By: Mary Carver, P.H.Ec.
Food and child's money bank
Source: Mary Carver, P.H.Ec.
It's important to understand how you can plan your meals to help make the most of your budget. Here are some helpful tips from a Professional Home Economist (P.H.Ec.) to help feed your family without breaking the bank: 
  • Take 10 minutes to plan meals for the entire week.

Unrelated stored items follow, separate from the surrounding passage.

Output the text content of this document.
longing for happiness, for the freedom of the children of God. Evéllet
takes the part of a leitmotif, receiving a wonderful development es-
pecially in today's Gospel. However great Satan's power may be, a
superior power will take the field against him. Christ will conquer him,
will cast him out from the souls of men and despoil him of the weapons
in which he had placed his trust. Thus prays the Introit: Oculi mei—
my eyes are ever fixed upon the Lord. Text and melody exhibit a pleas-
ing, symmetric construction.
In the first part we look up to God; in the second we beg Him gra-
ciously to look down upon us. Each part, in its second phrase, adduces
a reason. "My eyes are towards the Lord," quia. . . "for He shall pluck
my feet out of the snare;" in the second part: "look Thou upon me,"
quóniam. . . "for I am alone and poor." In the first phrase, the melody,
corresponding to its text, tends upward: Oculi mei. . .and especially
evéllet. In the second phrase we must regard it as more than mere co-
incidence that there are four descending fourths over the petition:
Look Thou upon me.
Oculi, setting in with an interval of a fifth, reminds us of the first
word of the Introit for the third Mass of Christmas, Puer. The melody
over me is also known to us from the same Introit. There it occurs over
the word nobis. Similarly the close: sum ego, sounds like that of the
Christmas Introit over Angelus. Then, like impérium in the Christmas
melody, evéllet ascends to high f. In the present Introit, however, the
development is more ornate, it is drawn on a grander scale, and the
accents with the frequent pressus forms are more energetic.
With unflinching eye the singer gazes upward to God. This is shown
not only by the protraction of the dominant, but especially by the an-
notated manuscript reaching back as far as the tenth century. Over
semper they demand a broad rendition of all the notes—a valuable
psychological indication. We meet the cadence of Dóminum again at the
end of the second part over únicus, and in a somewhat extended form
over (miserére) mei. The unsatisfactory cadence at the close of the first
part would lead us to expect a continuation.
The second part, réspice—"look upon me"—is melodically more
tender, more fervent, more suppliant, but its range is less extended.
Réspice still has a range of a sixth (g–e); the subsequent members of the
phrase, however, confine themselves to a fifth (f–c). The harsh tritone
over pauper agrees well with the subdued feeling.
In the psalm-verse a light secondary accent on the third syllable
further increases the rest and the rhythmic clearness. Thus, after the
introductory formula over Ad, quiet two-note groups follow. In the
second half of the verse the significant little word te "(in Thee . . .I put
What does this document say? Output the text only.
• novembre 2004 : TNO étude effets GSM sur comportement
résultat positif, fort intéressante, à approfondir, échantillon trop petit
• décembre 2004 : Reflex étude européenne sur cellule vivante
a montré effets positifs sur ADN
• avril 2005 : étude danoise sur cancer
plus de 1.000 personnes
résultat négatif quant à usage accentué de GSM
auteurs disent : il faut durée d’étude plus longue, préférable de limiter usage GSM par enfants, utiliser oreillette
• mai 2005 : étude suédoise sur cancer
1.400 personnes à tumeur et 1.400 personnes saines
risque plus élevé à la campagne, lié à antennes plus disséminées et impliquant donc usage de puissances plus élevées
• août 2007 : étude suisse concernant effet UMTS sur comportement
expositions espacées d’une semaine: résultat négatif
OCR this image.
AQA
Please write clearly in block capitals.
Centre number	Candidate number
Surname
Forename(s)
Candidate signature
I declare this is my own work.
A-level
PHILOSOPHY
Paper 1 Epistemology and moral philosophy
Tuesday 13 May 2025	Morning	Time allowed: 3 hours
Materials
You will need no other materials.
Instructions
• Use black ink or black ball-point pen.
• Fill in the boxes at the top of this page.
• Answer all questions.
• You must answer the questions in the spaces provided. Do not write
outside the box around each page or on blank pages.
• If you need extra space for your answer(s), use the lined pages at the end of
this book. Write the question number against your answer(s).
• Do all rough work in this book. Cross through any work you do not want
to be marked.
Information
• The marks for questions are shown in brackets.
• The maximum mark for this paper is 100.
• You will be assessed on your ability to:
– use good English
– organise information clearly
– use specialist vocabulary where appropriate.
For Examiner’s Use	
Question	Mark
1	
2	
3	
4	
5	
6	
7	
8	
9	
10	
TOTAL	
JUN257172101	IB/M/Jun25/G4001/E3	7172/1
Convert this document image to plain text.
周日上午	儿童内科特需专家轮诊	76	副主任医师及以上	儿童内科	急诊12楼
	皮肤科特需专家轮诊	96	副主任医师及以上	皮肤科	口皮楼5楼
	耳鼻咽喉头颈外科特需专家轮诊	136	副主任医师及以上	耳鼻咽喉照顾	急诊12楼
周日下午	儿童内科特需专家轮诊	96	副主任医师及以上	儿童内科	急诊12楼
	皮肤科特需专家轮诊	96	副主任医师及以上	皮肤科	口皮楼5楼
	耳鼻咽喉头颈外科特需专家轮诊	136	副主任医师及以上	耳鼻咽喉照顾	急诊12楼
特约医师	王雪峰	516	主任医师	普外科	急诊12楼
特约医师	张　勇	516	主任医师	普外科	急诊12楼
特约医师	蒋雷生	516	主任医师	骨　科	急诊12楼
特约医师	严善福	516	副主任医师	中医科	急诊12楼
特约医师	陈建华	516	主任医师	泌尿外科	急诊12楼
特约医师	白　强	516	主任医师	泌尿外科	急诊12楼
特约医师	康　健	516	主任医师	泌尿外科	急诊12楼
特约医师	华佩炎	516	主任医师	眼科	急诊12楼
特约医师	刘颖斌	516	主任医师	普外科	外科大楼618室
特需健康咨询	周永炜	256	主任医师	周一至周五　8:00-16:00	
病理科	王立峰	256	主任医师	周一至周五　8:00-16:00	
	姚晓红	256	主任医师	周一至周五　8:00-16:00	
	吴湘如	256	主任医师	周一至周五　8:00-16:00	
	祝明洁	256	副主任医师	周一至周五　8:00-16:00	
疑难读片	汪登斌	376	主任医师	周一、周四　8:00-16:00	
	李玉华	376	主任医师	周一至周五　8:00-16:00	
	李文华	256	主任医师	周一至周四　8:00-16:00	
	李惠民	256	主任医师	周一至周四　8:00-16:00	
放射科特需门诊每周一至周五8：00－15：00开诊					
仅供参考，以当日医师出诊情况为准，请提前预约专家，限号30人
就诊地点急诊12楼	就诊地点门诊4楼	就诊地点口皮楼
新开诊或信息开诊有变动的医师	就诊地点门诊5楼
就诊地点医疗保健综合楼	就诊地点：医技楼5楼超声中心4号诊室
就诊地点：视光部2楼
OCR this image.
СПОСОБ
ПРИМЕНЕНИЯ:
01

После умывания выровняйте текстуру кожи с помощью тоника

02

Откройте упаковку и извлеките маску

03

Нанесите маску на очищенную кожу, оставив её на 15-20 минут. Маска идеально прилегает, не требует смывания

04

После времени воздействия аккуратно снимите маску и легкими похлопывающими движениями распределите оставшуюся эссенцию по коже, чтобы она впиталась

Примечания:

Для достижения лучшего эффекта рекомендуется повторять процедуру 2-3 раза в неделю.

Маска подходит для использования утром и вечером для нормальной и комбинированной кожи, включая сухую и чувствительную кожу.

Include variety – one of the best ways to ensure healthful eating.
  • Make a shopping list. Stick to it to resist impulse purchases. Buy specials whenever possible. Remember - it is not a bargain if you don’t need the item. 
  • Meat and fish are often the most expensive items in your shopping cart. Choose recipes to extend the protein in pasta dishes, risottos, soups, and stews.
  • Add whole wheat bread crumbs or oatmeal to ground meat. Place root vegetables around a pot roast, to extend the number of servings.
  • Be aware of the cost per serving, not just the total package price. Depending on the price per kilogram, lean boneless meat can less expensive due to less waste than ‘bone in’ meat. One serving of meat, fish, or poultry is about the size of a deck of cards. Making at least half your plate veggies is healthful motto to live by.
  • Slow cooking tenderizes less-tender cuts of meat such as beef brisket, stewing beef, and pork shoulder roasts. The lengthy cooking time in a slow cooker (which uses less electricity than an oven) tenderizes meat and provides an infusion of flavours.
  • Buy meat in ‘family packs’, which are often priced less per kilogram. Separate, wrap well in freezer paper or heavy plastic bags, and freeze in quantities that suit your family’s needs.
  • Vegetarian meals can be budget-wise. Choose recipes that include plant-based proteins (kidney beans, lentils, chick peas, quinoa) to provide healthful meals at a fraction of the cost of meat.
  • Stock a budget-smart pantry and freezer. Whole-wheat pasta, canned fish, and a variety of frozen vegetables are essential staples.
  • Buy the ‘Large’ size of foods that keep well, such as rice, but only if you have a safe, dry place to store them. 
  • Fruits and vegetables are usually more affordable ‘in season’. But not always! Check weekly specials. Ontario-grown carrots, cabbage, onions, beets, parsnips, and apples from storage are usually affordable year-round. Ontario greenhouses provide tomatoes, cucumbers, and peppers of excellent quality all winter. Check grocery flyer prices to compare.
  • Buy a large can of tomato paste and spoon out what you aren’t using immediately into ice cube trays. When frozen, unmold and store in a plastic bag. Each cube holds approximately 1 tablespoon (15 mL) for adding to soups, stews, and other recipes.  Avoiding food waste saves money.
  • Don’t let fresh herbs wilt in your refrigerator. While fresh, wash, dry, and chop herbs before packing lightly into small plastic storage containers. Store in freezer until needed to add to various dishes where herbs are used.
  • Buy cherry or grape tomatoes as smart choices over a large tomato that you will not use all at one time. There is less waste with small tomatoes and they store on the counter well.
  • Take fridge inventory often. Keep a note on the fridge door to remind you to use leftovers in soups or stews. 
  • Stock up on high-fibre plant proteins such as chick peas to affordably ‘boost up’ salads, pasta dishes, soups, and stews, or to make your own hummus.
  • To save time, double-up when making your favourite pasta sauce, chicken stew, or chili, and repurpose for a second meal, such as pizza, chicken pot pie with a biscuit crust, or Sloppy Joes.
  • Make soup. Start with leftovers and toss in your favourite veggies, pasta, and legumes and serve with whole grain rolls or toast for a healthy, hearty meal.
  • By-pass the baked goods department.  Freshly-baked aromas are tempting but you can bake at home for less money and create more nutritious options - even if short on time.
  • Always cover foods while they are cooking in the microwave. This reduces both cooking time and nutrient loss, which makes the final product a better value.
  • Quench your thirst with water instead of juice or pop.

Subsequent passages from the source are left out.